Le 23/01/2015 | Article n°22 | 2 commentaires | Laisser un commentaire

Me voilà de retour...


De retour sur la toile, et de retour de l'Est américain, plus précisément de Boston. Oui, après New-York je suis une petite chanceuse d'avoir eu l'opportunité de partir à la découverte de la capitale du Massachussetts, pour 10 jours et au bras de Nicholas. Pour vous expliquer un peu le contexte de ce séjour, Nicholas malgré son grand âge (roooh) est étudiant et suit un programme MFA (Master of Fine Arts) qu'il effectue à distance avec une Université de Boston. Cela lui permet de continuer de vivre à Oklahoma City (plus par soucis d'économie que par amour pour sa ville natale) et de continuer à donner des cours de dessin et peinture à l'Université en Oklahoma. Il doit envoyer régulièrement l'avancement de ses travaux personnels, ainsi que ses recherches littéraires, tenir un blog et se rendre à Boston deux fois dans l'année, une fois en hiver, une fois en été. Voilà vous savez tout.

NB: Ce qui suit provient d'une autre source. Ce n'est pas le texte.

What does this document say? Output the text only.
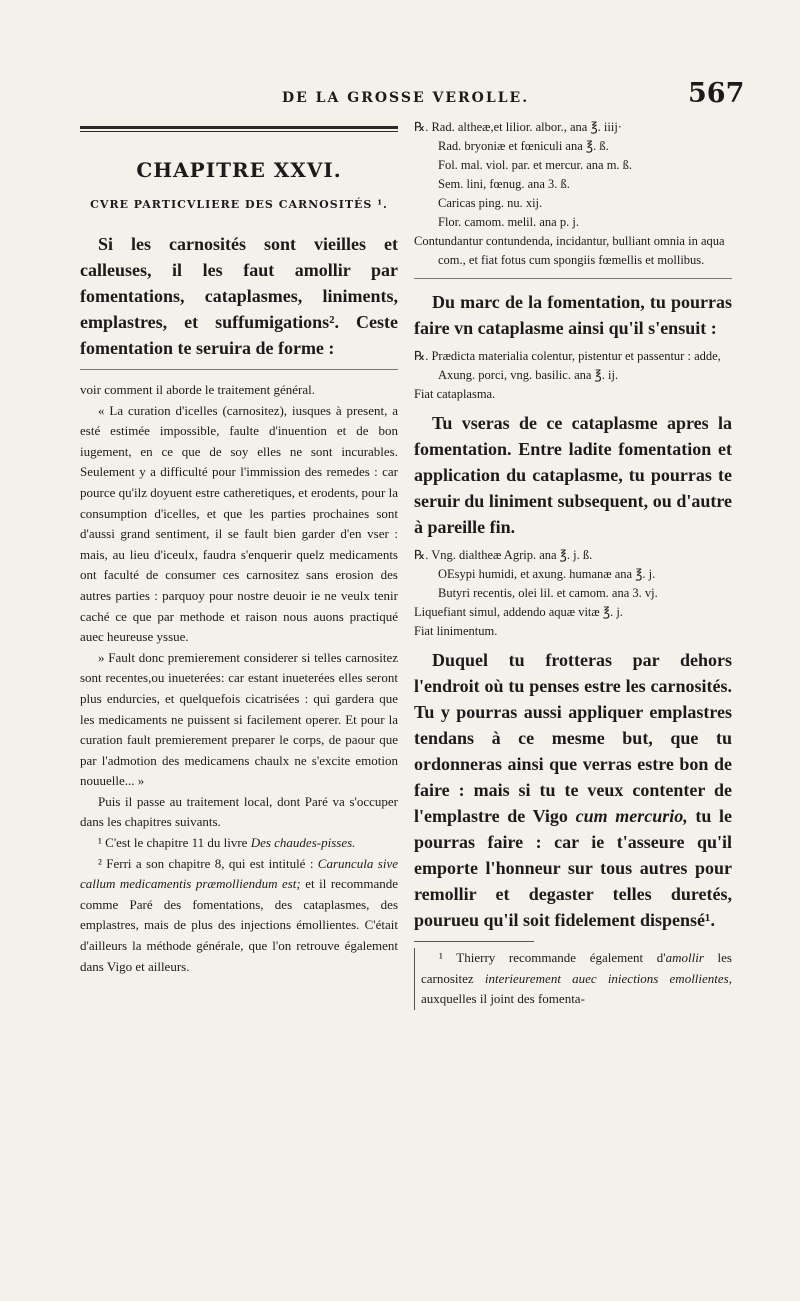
DE LA GROSSE VEROLLE.	567
CHAPITRE XXVI.
CVRE PARTICVLIERE DES CARNOSITÉS ¹.

Si les carnosités sont vieilles et calleuses, il les faut amollir par fomentations, cataplasmes, liniments, emplastres, et suffumigations². Ceste fomentation te seruira de forme :

voir comment il aborde le traitement général.

« La curation d'icelles (carnositez), iusques à present, a esté estimée impossible, faulte d'inuention et de bon iugement, en ce que de soy elles ne sont incurables. Seulement y a difficulté pour l'immission des remedes : car pource qu'ilz doyuent estre catheretiques, et erodents, pour la consumption d'icelles, et que les parties prochaines sont d'aussi grand sentiment, il se fault bien garder d'en vser : mais, au lieu d'iceulx, faudra s'enquerir quelz medicaments ont faculté de consumer ces carnositez sans erosion des autres parties : parquoy pour nostre deuoir ie ne veulx tenir caché ce que par methode et raison nous auons practiqué auec heureuse yssue.

» Fault donc premierement considerer si telles carnositez sont recentes,ou inueterées: car estant inueterées elles seront plus endurcies, et quelquefois cicatrisées : qui gardera que les medicaments ne puissent si facilement operer. Et pour la curation fault premierement preparer le corps, de paour que par l'admotion des medicamens chaulx ne s'excite emotion nouuelle... »

Puis il passe au traitement local, dont Paré va s'occuper dans les chapitres suivants.

¹ C'est le chapitre 11 du livre Des chaudes-pisses.

² Ferri a son chapitre 8, qui est intitulé : Caruncula sive callum medicamentis præmolliendum est; et il recommande comme Paré des fomentations, des cataplasmes, des emplastres, mais de plus des injections émollientes. C'était d'ailleurs la méthode générale, que l'on retrouve également dans Vigo et ailleurs.

℞. Rad. altheæ,et lilior. albor., ana ℥. iiij·

Rad. bryoniæ et fœniculi ana ℥. ß.

Fol. mal. viol. par. et mercur. ana m. ß.

Sem. lini, fœnug. ana 3. ß.

Caricas ping. nu. xij.

Flor. camom. melil. ana p. j.

Contundantur contundenda, incidantur, bulliant omnia in aqua com., et fiat fotus cum spongiis fœmellis et mollibus.

Du marc de la fomentation, tu pourras faire vn cataplasme ainsi qu'il s'ensuit :

℞. Prædicta materialia colentur, pistentur et passentur : adde,

Axung. porci, vng. basilic. ana ℥. ij.

Fiat cataplasma.

Tu vseras de ce cataplasme apres la fomentation. Entre ladite fomentation et application du cataplasme, tu pourras te seruir du liniment subsequent, ou d'autre à pareille fin.

℞. Vng. dialtheæ Agrip. ana ℥. j. ß.

OEsypi humidi, et axung. humanæ ana ℥. j.

Butyri recentis, olei lil. et camom. ana 3. vj.

Liquefiant simul, addendo aquæ vitæ ℥. j.

Fiat linimentum.

Duquel tu frotteras par dehors l'endroit où tu penses estre les carnosités. Tu y pourras aussi appliquer emplastres tendans à ce mesme but, que tu ordonneras ainsi que verras estre bon de faire : mais si tu te veux contenter de l'emplastre de Vigo cum mercurio, tu le pourras faire : car ie t'asseure qu'il emporte l'honneur sur tous autres pour remollir et degaster telles duretés, pourueu qu'il soit fidelement dispensé¹.

¹ Thierry recommande également d'amollir les carnositez interieurement auec iniections emollientes, auxquelles il joint des fomenta-
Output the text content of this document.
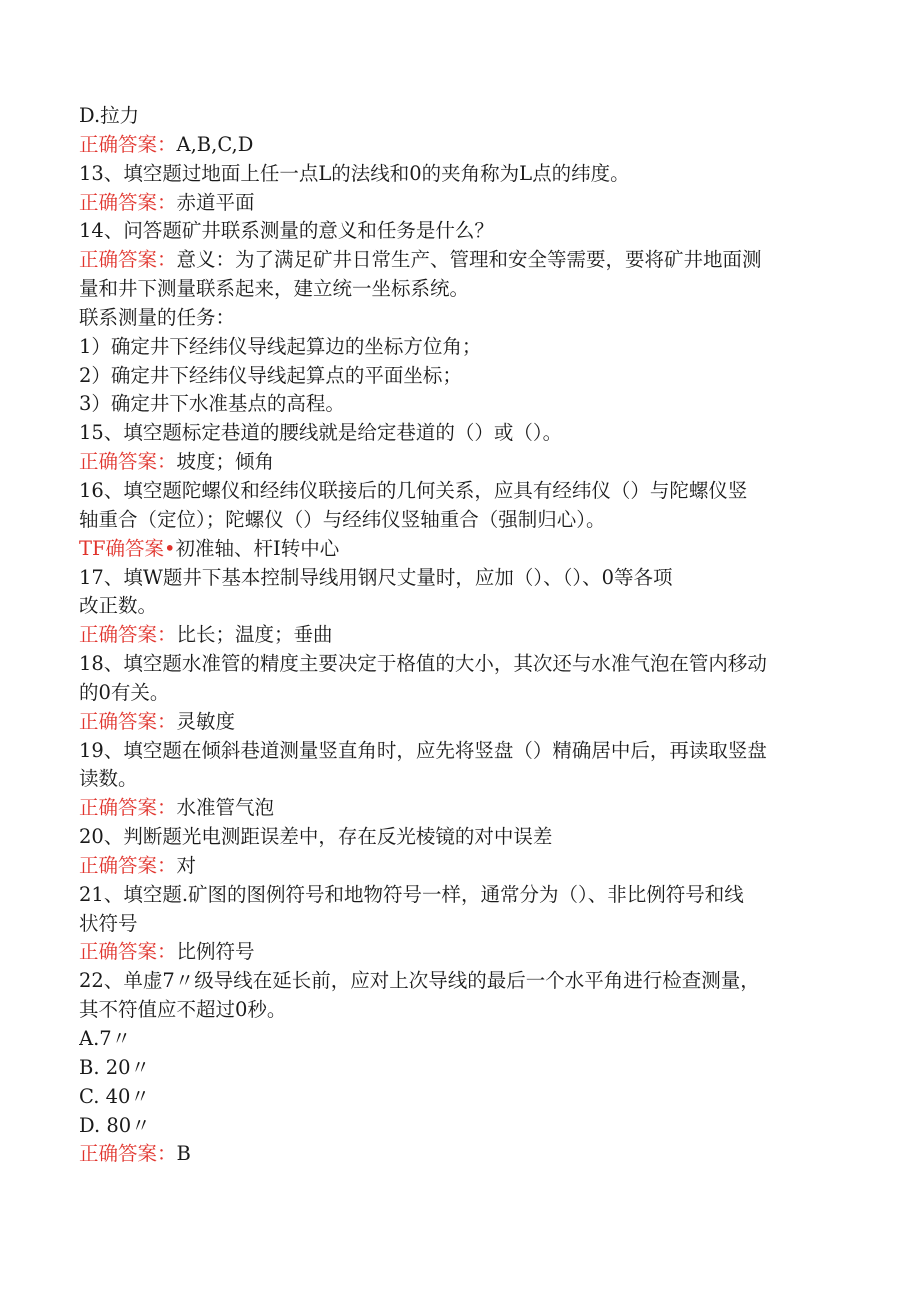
D.拉力
正确答案：A,B,C,D
13、填空题过地面上任一点L的法线和0的夹角称为L点的纬度。
正确答案：赤道平面
14、问答题矿井联系测量的意义和任务是什么？
正确答案：意义：为了满足矿井日常生产、管理和安全等需要，要将矿井地面测
量和井下测量联系起来，建立统一坐标系统。
联系测量的任务：
1）确定井下经纬仪导线起算边的坐标方位角；
2）确定井下经纬仪导线起算点的平面坐标；
3）确定井下水准基点的高程。
15、填空题标定巷道的腰线就是给定巷道的（）或（）。
正确答案：坡度；倾角
16、填空题陀螺仪和经纬仪联接后的几何关系，应具有经纬仪（）与陀螺仪竖
轴重合（定位）；陀螺仪（）与经纬仪竖轴重合（强制归心）。
TF确答案•初准轴、杆I转中心
17、填W题井下基本控制导线用钢尺丈量时，应加（）、（）、0等各项
改正数。
正确答案：比长；温度；垂曲
18、填空题水准管的精度主要决定于格值的大小，其次还与水准气泡在管内移动
的0有关。
正确答案：灵敏度
19、填空题在倾斜巷道测量竖直角时，应先将竖盘（）精确居中后，再读取竖盘
读数。
正确答案：水准管气泡
20、判断题光电测距误差中，存在反光棱镜的对中误差
正确答案：对
21、填空题.矿图的图例符号和地物符号一样，通常分为（）、非比例符号和线
状符号
正确答案：比例符号
22、单虚7〃级导线在延长前，应对上次导线的最后一个水平角进行检查测量，
其不符值应不超过0秒。
A.7〃
B. 20〃
C. 40〃
D. 80〃
正确答案：B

Depuis Oklahoma City il faut une bonne journée de voyage en avion pour se rendre à Boston. Une petite heure de vol jusqu'à Dallas (Texas) puis trois bonnes heures jusqu'à Boston. Lors du premier vol j'ai eu la chance d'avoir un voisin de sièges pratiquant la ronflette de haute voltige, celle qui vous laisse imaginer de manière très réaliste toute la dynamique de glaires et morve dans ses canaux nasaux... moi qui suis très sensible aux bruits de bouche etc, ma patience a été mise à rude épreuve. Mais bref, nous sommes arrivés finalement sans encombre et la neige nous a accueilli pour notre première nuit en Nouvelle Angleterre. Quand je disais avoir été à Boston au bras de Nicholas ce n'est qu'à moitié vrai car sa résidence universitaire étant très intensive (cours de 9h à 20h et ce 10 jours sur 10) j'ai d'abord arpenté la ville seule avec mon guide touristique, mon petit appareil photo, mes gants doublés, mon écharpe en laine, mes après-ski, mes deux paires de collants et trois de chaussettes. Il fallait au moins ça pour affronter les températures négatives et la petite tempête de neige du premier jour.

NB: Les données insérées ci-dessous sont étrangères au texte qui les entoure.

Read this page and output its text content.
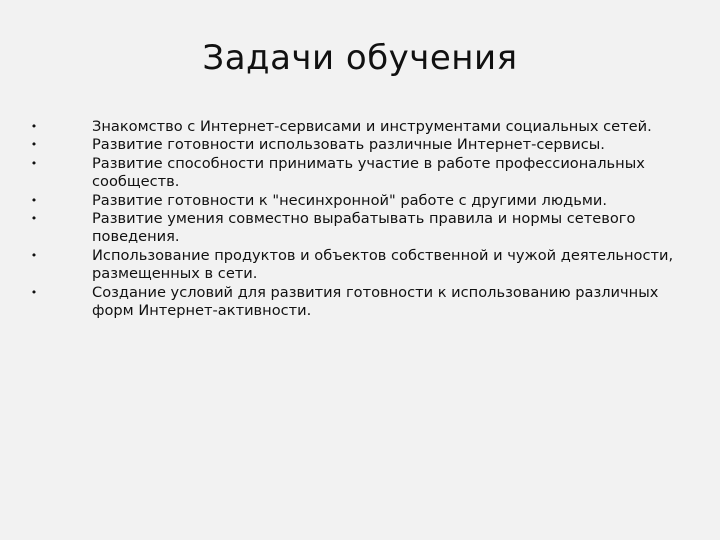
Задачи обучения
•	Знакомство с Интернет-сервисами и инструментами социальных сетей.
•	Развитие готовности использовать различные Интернет-сервисы.
•	Развитие способности принимать участие в работе профессиональных сообществ.
•	Развитие готовности к "несинхронной" работе с другими людьми.
•	Развитие умения совместно вырабатывать правила и нормы сетевого поведения.
•	Использование продуктов и объектов собственной и чужой деятельности, размещенных в сети.
•	Создание условий для развития готовности к использованию различных форм Интернет-активности.
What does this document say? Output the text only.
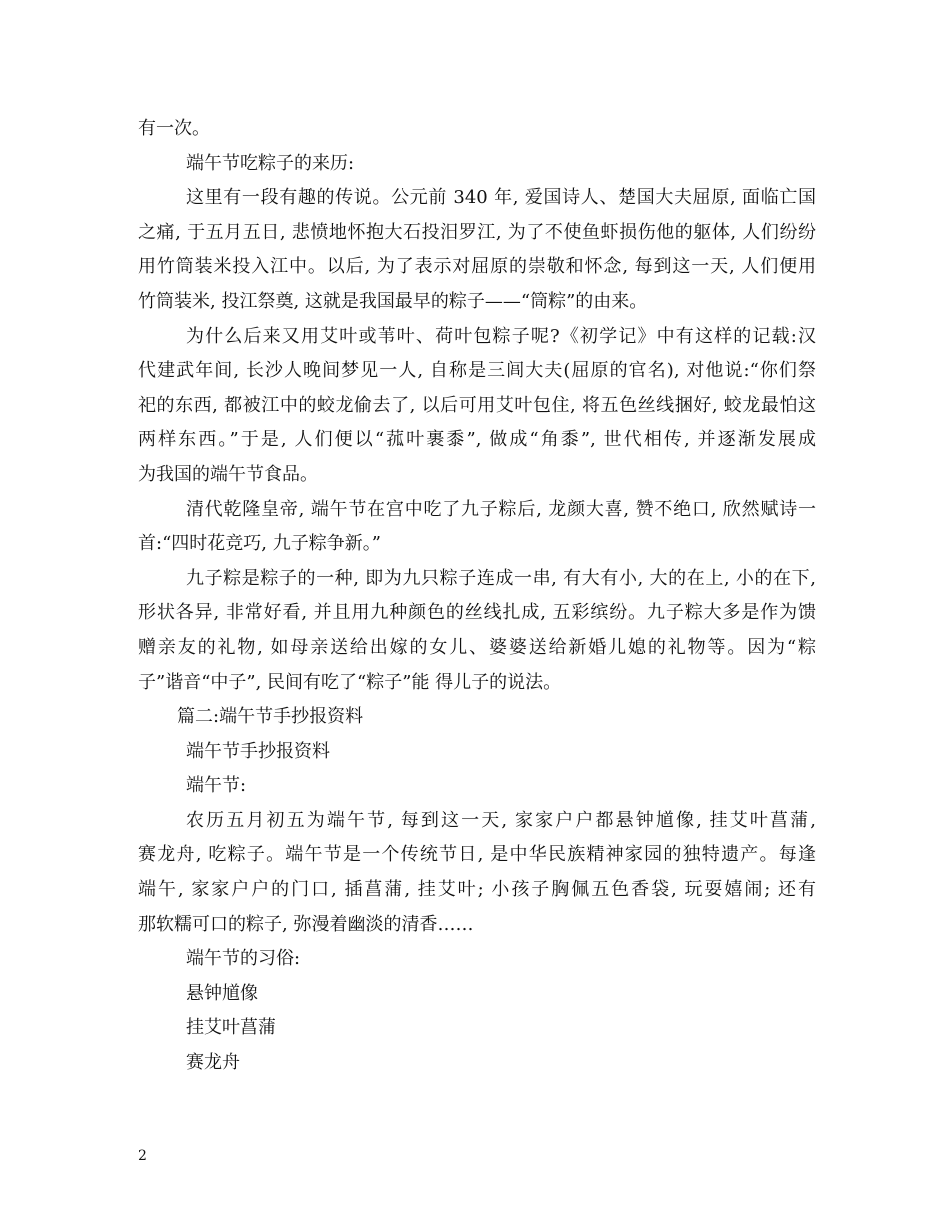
有一次。
端午节吃粽子的来历:
这里有一段有趣的传说。公元前 340 年, 爱国诗人、楚国大夫屈原, 面临亡国
之痛, 于五月五日, 悲愤地怀抱大石投汨罗江, 为了不使鱼虾损伤他的躯体, 人们纷纷
用竹筒装米投入江中。以后, 为了表示对屈原的崇敬和怀念, 每到这一天, 人们便用
竹筒装米, 投江祭奠, 这就是我国最早的粽子——“筒粽”的由来。
为什么后来又用艾叶或苇叶、荷叶包粽子呢?《初学记》中有这样的记载:汉
代建武年间, 长沙人晚间梦见一人, 自称是三闾大夫(屈原的官名), 对他说:“你们祭
祀的东西, 都被江中的蛟龙偷去了, 以后可用艾叶包住, 将五色丝线捆好, 蛟龙最怕这
两样东西。”于是, 人们便以“菰叶裹黍”, 做成“角黍”, 世代相传, 并逐渐发展成
为我国的端午节食品。
清代乾隆皇帝, 端午节在宫中吃了九子粽后, 龙颜大喜, 赞不绝口, 欣然赋诗一
首:“四时花竞巧, 九子粽争新。”
九子粽是粽子的一种, 即为九只粽子连成一串, 有大有小, 大的在上, 小的在下,
形状各异, 非常好看, 并且用九种颜色的丝线扎成, 五彩缤纷。九子粽大多是作为馈
赠亲友的礼物, 如母亲送给出嫁的女儿、婆婆送给新婚儿媳的礼物等。因为“粽
子”谐音“中子”, 民间有吃了“粽子”能 得儿子的说法。
篇二:端午节手抄报资料
端午节手抄报资料
端午节:
农历五月初五为端午节, 每到这一天, 家家户户都悬钟馗像, 挂艾叶菖蒲,
赛龙舟, 吃粽子。端午节是一个传统节日, 是中华民族精神家园的独特遗产。每逢
端午, 家家户户的门口, 插菖蒲, 挂艾叶; 小孩子胸佩五色香袋, 玩耍嬉闹; 还有
那软糯可口的粽子, 弥漫着幽淡的清香……
端午节的习俗:
悬钟馗像
挂艾叶菖蒲
赛龙舟
2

Je me suis très vite sentie bien dans cette ville malgré l'inconnu et la solitude. Boston est à taille humaine, j'étais surprise de parcourir aussi rapidement des distances qui, sur la carte, me paraissaient pourtant bien grandes. Mais surtout je lui ai trouvé un charme que New-York n'a pas su me dévoiler en nous ayant accueilli cinq jours sur Manhattan. New-York est impressionnante, puissante, terriblement élancée quand Boston est mignonette, surprenante, faite de mille petites surprises architecturales et paysagères. Boston respire grâce à ses grands parcs urbains dans lesquels les hockeyeurs se retrouvent pour jouer sur les petits lacs gelés en hiver. Boston laisse s'exprimer la courbe dans ses vieux quartiers, avec ruelles pavées, vieilles briques et chaleureux reverbères. Boston c'est aussi du relief avec de gentilles collines au coeur de la ville, ce qui rend les différents points de vue toujours plus vibrants. Et puis Boston est un port, entre l'océan et le fleuve, l'eau n'est jamais bien loin, le vent glacé non plus d'ailleurs. Quand on s'éloigne un tout petit peu du centre-ville les maisons de style New-England en bois coloré sont ravissantes et m'ont fait imaginer la maison de mes rêves (qui serait comme celles-ci mais pas chère et déplaçable, oui un peu comme dans Là-Haut). Ce qu'il y de délicieux pour l'oeil aussi, c'est la manière dont les gratte-ciel aux façades brillantes flirtent avec les petites églises vieilles de plusieurs siècles (les strictes lois de préservation du patrimoine ne nous permettraient jamais cette petite folie en France), les cimetières historiques et autres édifices hérités de l'époque des colonies britanniques et de la Révolution américaine.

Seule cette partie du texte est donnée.